All That Glitters...

December 3, 2009

Gold is supposed to be the great hedge against inflation, so economists are at a bit of a loss to explain why its value has risen so high recently with deflation being the most recent concern.

I like gold. It's pretty, heavy, and it makes wonderful jewelry (just ask my wife). For adornment and certain industrial applications, it can't be beat. But as an investment, it leaves much to be desired and the current speculative mania driving the price to a record $1150 an ounce (up 32% this year, as of this writing), just begs to be analyzed.

Much of history has been driven by man's almost universal and obsessive desire for this metal. You might read Peter Bernstein's excellent The Power of Gold to get an economist's view of the swath that gold has cut through man's recorded history.

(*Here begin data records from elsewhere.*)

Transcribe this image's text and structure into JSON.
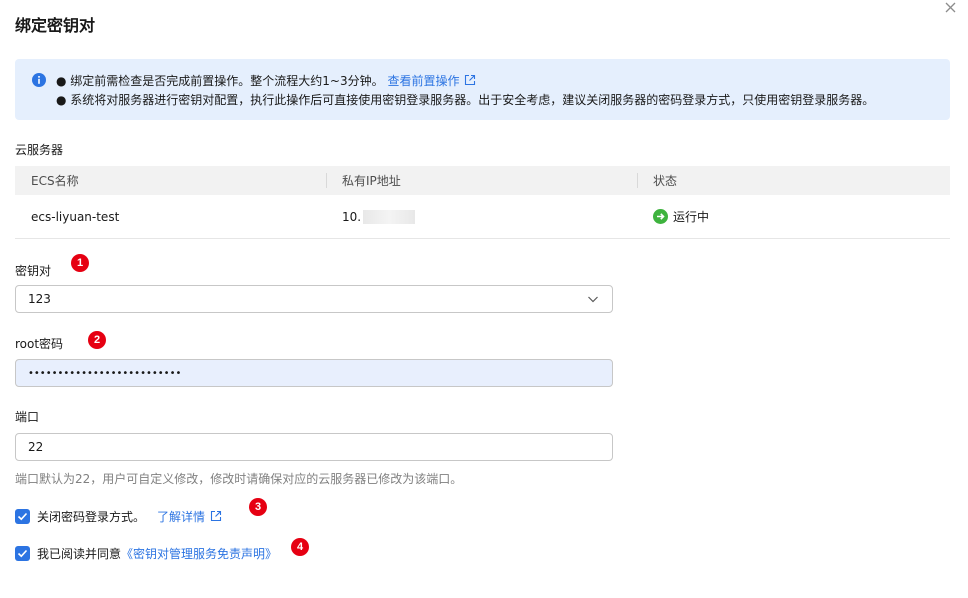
{
  "dialog": {
    "title": "绑定密钥对",
    "close_icon": "close-icon"
  },
  "alert": {
    "line1_text": "● 绑定前需检查是否完成前置操作。整个流程大约1~3分钟。",
    "line1_link": "查看前置操作",
    "line2_text": "● 系统将对服务器进行密钥对配置，执行此操作后可直接使用密钥登录服务器。出于安全考虑，建议关闭服务器的密码登录方式，只使用密钥登录服务器。"
  },
  "servers": {
    "label": "云服务器",
    "columns": [
      "ECS名称",
      "私有IP地址",
      "状态"
    ],
    "rows": [
      {
        "name": "ecs-liyuan-test",
        "ip": "10.",
        "status": "运行中"
      }
    ]
  },
  "keypair": {
    "label": "密钥对",
    "badge": "1",
    "value": "123"
  },
  "root_password": {
    "label": "root密码",
    "badge": "2",
    "masked_value": "••••••••••••••••••••••••••"
  },
  "port": {
    "label": "端口",
    "value": "22",
    "hint": "端口默认为22，用户可自定义修改，修改时请确保对应的云服务器已修改为该端口。"
  },
  "close_password_login": {
    "label": "关闭密码登录方式。",
    "link": "了解详情",
    "badge": "3",
    "checked": true
  },
  "agreement": {
    "prefix": "我已阅读并同意",
    "link": "《密钥对管理服务免责声明》",
    "badge": "4",
    "checked": true
  },
  "colors": {
    "primary": "#2c74e2",
    "alert_bg": "#e5effd",
    "badge": "#e60012",
    "running": "#3eb33e"
  }
}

Now I have no idea when the value of gold expressed in dollars is going to go up or down, how high or low, any more than anyone else. But I can say, without fear of contradiction, that it has and will go up and down….because everything in man's economy does. And so far gravity has not been nullified, at least not permanently. We're just not smart enough (yet?) to predict these cycles, so we diversify and hedge and keep our powder dry.

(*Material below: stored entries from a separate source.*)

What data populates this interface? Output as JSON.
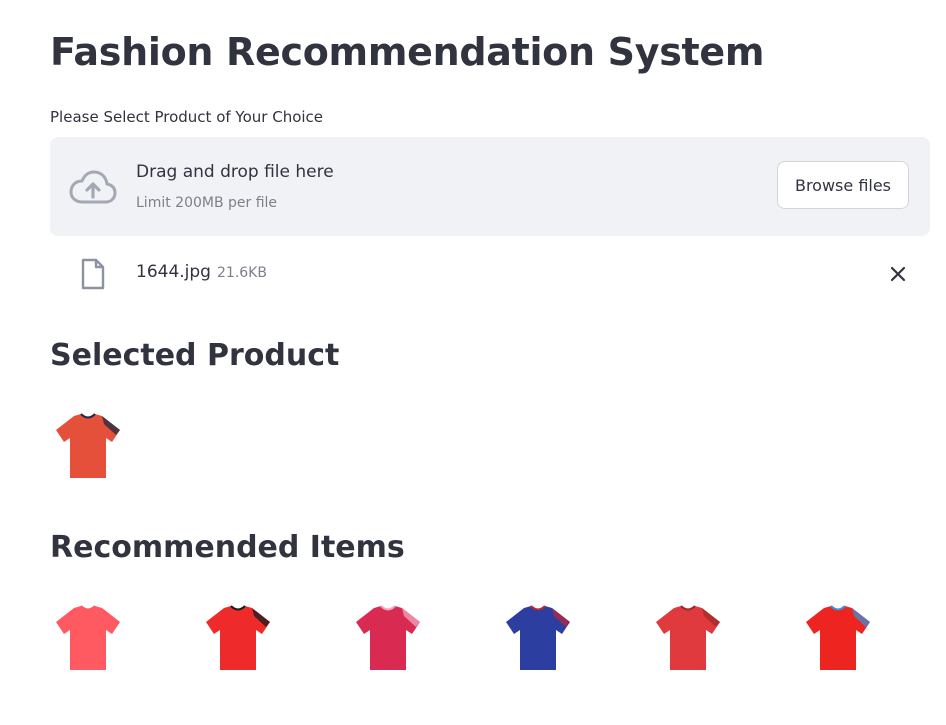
{
  "page": {
    "title": "Fashion Recommendation System",
    "uploader": {
      "label": "Please Select Product of Your Choice",
      "drop_text": "Drag and drop file here",
      "limit_text": "Limit 200MB per file",
      "browse_label": "Browse files",
      "icon": "cloud-upload-icon"
    },
    "uploaded_file": {
      "name": "1644.jpg",
      "size": "21.6KB",
      "icon": "file-icon",
      "remove_icon": "close-icon"
    },
    "selected_section": {
      "heading": "Selected Product",
      "product": {
        "color": "#e4503a",
        "accent": "#1f2a44"
      }
    },
    "recommended_section": {
      "heading": "Recommended Items",
      "items": [
        {
          "color": "#ff5a62",
          "accent": "#ff5a62"
        },
        {
          "color": "#ee2a2a",
          "accent": "#1b1b1b"
        },
        {
          "color": "#d92a52",
          "accent": "#f1a8bc"
        },
        {
          "color": "#2c3fa0",
          "accent": "#b8273a"
        },
        {
          "color": "#e03a3e",
          "accent": "#a12a2a"
        },
        {
          "color": "#ee2420",
          "accent": "#3c8ed6"
        }
      ]
    }
  }
}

Gold is supposed to be the great hedge against inflation, so economists are at a bit of a loss to explain why it has risen so high recently with deflation being the most recent concern. Are speculators looking forward to the time when the world economy rights itself and the trillions with which governments around the world have stimulated the economy catches hold for a round of inflation?

Or is it the rising economies of China and especially India that are driving this train? Indian women have worn their personal assets in gold jewelry for generations and now they can afford to buy more…a lot more.

Many economists think it is the weakness of the dollar that lies at the heart of the phenomena. Too much government debt causes debt holders to get nervous and start looking for safer harbors; for example, the Chinese, our number one creditors. They pressed President Obama to reverse our deficit trend on his recent Asian tour, so he is beholden to try as he might.

If we rise above emotion ("Good as gold!"), gold has little intrinsic value. In a pinch, you can't eat it or drink it. It does not create wealth, and so hoarding as an end is meaningless. Its value is psychological and we are playing an expensive game of chicken with other speculators when we buy or sell it or its surrogates, like gold mining shares. So who will blink first?

Because gold prices have gotten so high, a lot of mothballed gold mines have been brought back into production and we will be seeing the effect of a growing supply increase the downward pressure on gold as the world economy recovers and then starts to grow. And a healthy economy is Kryptonite for gold value.

But being the lemming-like folks we are, when something starts jumping in value, that's when we buy, only to become disillusioned later and sell, also at the wrong time, for a loss. We buy high and sell low. Does anyone else see Warren Buffet jumping in now? I think not.

There is some justification for speculating in some commodities other than for sheer foolishness. If you are a farmer, it is prudent to try to offset nature's vicissitudes, and the subsequent instability of crop prices with commodity hedges. It can have a business purpose if done carefully without getting emotional. For example, Southwest airlines almost alone made a profit last year because they hedged the price of oil in advance, softening the pain as oil temporarily bumped to $140 per barrel. This play is something on to which the other airlines are now just catching.

Also consider that gold in lieu of money, or even as a backing for money, is an anachronism because it is physically unwieldy and there is just not enough of it to allow any economy to grow. Only the liquidity of paper, or numbers in a computer, can allow rapid growth. Of course, as we have recently learned to our chagrin, that process has to be watched and tended or “Burn on us,” as my kids used to say.

There is a need for a universal, stable money system. Serially, all so far have failed and we're struggling to protect the current standard, the Almighty Dollar. But historically gold has only led those who chased it into a ditch. In the 19th century, Sir Benjamin Disraeli, the then Prime Minister of Great Britain said, "Gold is a consequence, not a cause." And that's about right. This is the reason that experts recommend putting maybe 5% of your assets into it, when this particular bubble bursts.

And in the meantime, if you can afford it, Christmas is coming up and I bet someone in your life would love a shiny, fun new bauble. Happy shopping.